James Forsyth James Forsyth

Cut the payroll tax and raise the gas tax

Charles Krauthammer has an important piece in the Weekly Standard joining those calling for an increase in the gas tax in the US compensated for by an equivalent reduction in the payroll tax. Here’s what he is proposing:

“A net-zero gas tax. Not a freestanding gas tax but a swap that couples the tax with an equal payroll tax reduction. A two-part solution that yields the government no net increase in revenue and, more importantly—that is why this proposal is different from others–immediately renders the average gasoline consumer financially whole.

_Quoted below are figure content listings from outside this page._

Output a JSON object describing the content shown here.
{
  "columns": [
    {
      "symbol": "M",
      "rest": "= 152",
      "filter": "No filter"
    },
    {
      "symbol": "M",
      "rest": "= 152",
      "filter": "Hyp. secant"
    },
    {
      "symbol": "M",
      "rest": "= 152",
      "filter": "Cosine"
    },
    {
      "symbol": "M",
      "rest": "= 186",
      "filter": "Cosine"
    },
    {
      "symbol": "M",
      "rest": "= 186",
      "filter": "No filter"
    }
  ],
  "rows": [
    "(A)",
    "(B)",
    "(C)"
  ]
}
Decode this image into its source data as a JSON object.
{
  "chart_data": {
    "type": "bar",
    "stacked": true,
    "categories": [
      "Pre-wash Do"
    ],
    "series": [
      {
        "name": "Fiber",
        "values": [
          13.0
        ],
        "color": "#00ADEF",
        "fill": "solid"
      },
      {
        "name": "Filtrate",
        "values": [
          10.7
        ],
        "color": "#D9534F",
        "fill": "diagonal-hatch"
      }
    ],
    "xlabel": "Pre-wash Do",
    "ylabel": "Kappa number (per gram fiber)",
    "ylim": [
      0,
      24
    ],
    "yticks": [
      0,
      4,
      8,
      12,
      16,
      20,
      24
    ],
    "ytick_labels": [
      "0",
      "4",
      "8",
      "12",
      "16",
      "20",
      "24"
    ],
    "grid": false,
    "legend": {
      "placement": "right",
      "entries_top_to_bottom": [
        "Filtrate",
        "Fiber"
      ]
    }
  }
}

Here is how it works. The simultaneous enactment of two measures: A $1 increase in the federal gasoline tax–together with an immediate $14 a week reduction of the FICA tax. Indeed, that reduction in payroll tax should go into effect the preceding week, so that the upside of the swap (the cash from the payroll tax rebate) is in hand even before the downside (the tax) kicks in.

The math is simple. The average American buys roughly 14 gallons of gasoline a week. The $1 gas tax takes $14 out of his pocket. The reduction in payroll tax puts it right back. The average driver comes out even, and the government makes nothing on the transaction. (There are, of course, more drivers than workers–203 million vs. 163 million. The 10 million unemployed would receive the extra $14 in their unemployment insurance checks. And the elderly who drive–there are 30 million licensed drivers over 65–would receive it with their Social Security payments.)”

As Krauthammer notes, increasing the gas tax would lead to a reduction in the use of petrol which would be good on both national security and environmental grounds. Even if this was not the case, it is the kind of measures conservatives should support as it shifts the tax burden from work to waste.